Never mind that the country’s average annual income per head is under $800 according to World Bank data. 

This blatant regime-bribe will grease the palms of those who oppose the regime, yet benefit from its misappropriated funds. After that carrot has been eaten up whole, Gen. Museveni has said he supports extending a president’s term in office as well as that of parliamentarians from five years to seven years.

This will make NUP beneficiaries of NRM’s patronage and, like UPC and DP before them, will tempt some NUP parliamentarians into not being as vigorous when it comes to fighting corruption. 

The NUP, a party in existence only for a mere few months, stunned the establishment by winning 61 parliamentary seats, defeating many NRM candidates. Even Museveni’s ministers were beaten. It’s generally believed that in more remote parts of the country, where there was even less scrutiny, election malpractice is what denied NUP an even larger margin of parliamentary seats. 

Do many Parliamentarians see their legislative position as a cash cow?

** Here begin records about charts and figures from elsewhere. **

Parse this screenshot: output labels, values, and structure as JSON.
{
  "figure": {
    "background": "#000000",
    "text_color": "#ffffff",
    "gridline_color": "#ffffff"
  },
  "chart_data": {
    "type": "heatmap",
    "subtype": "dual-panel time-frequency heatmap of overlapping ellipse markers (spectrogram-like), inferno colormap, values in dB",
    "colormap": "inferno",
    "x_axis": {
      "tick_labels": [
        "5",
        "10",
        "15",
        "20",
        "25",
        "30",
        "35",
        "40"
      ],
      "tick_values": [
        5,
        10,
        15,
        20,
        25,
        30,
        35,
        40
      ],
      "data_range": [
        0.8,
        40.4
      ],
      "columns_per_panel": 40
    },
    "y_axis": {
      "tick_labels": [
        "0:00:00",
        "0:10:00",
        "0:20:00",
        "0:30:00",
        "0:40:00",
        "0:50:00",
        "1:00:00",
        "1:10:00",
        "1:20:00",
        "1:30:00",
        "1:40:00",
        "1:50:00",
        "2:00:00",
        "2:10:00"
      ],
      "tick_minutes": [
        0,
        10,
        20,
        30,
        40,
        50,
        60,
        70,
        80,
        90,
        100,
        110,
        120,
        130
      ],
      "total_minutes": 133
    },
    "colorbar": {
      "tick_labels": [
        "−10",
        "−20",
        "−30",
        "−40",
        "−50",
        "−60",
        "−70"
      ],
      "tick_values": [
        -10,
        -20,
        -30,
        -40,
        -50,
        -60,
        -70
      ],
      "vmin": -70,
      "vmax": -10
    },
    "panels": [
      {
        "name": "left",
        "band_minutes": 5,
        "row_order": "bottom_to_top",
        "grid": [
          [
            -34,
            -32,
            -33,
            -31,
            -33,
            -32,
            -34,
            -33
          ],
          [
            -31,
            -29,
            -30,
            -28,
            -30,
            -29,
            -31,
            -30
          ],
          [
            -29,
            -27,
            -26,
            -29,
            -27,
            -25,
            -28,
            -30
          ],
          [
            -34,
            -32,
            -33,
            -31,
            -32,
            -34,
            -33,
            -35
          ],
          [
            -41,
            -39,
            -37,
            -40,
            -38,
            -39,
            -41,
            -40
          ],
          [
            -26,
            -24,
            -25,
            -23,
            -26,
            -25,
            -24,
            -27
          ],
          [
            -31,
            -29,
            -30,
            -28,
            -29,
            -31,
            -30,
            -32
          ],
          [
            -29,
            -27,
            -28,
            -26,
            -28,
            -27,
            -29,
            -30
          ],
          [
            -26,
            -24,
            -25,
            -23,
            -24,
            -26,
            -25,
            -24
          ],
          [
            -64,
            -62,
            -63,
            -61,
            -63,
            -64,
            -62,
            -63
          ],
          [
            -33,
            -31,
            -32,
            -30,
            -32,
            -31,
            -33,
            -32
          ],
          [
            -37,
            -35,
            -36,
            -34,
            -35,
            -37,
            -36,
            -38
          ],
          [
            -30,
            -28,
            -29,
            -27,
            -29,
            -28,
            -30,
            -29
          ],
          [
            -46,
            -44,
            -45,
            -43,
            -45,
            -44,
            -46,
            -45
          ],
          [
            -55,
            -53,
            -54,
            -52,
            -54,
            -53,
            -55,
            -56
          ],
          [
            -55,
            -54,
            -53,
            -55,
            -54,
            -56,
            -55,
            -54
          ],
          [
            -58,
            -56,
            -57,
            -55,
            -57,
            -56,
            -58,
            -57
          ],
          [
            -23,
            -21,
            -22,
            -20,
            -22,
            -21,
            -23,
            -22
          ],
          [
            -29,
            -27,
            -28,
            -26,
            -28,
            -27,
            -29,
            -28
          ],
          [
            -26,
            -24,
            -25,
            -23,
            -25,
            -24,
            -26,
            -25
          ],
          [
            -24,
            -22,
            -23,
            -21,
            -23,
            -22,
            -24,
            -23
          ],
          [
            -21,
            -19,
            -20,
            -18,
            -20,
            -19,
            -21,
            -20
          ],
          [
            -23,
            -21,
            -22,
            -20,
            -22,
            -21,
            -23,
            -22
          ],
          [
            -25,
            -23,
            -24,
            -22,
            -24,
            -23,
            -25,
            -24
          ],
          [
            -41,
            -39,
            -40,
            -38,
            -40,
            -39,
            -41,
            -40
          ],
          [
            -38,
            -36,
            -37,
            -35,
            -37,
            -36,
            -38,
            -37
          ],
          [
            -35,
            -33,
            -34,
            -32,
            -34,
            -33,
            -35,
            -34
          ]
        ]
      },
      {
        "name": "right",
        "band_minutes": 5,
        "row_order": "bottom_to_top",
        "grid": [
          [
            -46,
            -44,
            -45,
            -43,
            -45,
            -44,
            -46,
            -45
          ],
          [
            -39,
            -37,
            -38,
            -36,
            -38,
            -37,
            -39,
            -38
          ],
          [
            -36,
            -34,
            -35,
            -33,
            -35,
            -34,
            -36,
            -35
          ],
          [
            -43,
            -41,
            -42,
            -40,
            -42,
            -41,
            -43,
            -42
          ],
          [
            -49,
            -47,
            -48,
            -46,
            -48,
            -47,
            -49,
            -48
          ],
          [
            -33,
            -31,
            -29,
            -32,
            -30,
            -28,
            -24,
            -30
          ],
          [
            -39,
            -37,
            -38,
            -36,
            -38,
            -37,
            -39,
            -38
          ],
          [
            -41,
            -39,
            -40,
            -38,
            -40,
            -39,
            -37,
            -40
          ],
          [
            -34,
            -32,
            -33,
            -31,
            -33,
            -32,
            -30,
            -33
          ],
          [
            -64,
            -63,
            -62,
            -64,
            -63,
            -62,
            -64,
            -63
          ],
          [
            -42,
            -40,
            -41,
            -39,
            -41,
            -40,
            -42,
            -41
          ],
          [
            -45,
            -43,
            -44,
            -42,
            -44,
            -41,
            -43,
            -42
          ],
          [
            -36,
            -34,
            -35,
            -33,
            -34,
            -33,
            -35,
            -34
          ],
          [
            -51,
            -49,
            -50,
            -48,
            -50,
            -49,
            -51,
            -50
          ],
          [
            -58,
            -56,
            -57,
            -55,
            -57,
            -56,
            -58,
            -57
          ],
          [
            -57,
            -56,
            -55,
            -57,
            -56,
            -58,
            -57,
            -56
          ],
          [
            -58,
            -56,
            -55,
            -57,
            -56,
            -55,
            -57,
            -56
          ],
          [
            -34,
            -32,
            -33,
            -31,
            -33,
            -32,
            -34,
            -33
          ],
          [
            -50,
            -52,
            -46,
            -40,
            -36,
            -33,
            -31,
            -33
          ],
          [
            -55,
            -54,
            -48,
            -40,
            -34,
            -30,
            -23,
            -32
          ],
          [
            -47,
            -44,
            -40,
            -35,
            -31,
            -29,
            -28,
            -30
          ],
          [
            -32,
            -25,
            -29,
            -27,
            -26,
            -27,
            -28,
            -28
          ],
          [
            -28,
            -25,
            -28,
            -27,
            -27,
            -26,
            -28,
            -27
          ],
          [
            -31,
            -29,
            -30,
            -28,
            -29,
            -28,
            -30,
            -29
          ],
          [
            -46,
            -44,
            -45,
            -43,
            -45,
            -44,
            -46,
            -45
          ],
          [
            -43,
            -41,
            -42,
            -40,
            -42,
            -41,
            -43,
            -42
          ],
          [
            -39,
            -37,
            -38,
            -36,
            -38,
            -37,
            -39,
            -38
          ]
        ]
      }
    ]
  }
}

The late Ibrahim Abiriga, MP for Arua Municipality, campaigned for the terms to increase to seven years. “For the two years so far I have spent in parliament, I am still servicing the debts I incurred during campaigns and now I am left with a debt burden of shillings 41 million,” Abiriga said, which is the equivalent of $11,000.

Of course, as we know, the more one eats the more one’s appetite grows. So this clamor for more years in office will only lead to even more years of ill-gotten gains. 

The NRM’s system counts on the greed of its political opponents to use patronage in order to emasculate opposition. Museveni’s bribe-and-corrupt strategy may face some challenges with NUP. The regime wired $8,000 “facilitation” money into the bank accounts of members of Parliament when Museveni wanted age limit of 75 years removed from the constitution in 2017, to pave the way for him to run again. Bobi Wine, already an MP at the time, rejected the money and ordered his bank to return the money. 

Obote was right in the long run. Fighting the system from within the system is like having sex to preserve one’s virginity. The foundation is rotten and when the temple walls collapse around us—as they will—we will be buried in our own rubble of near-sightedness.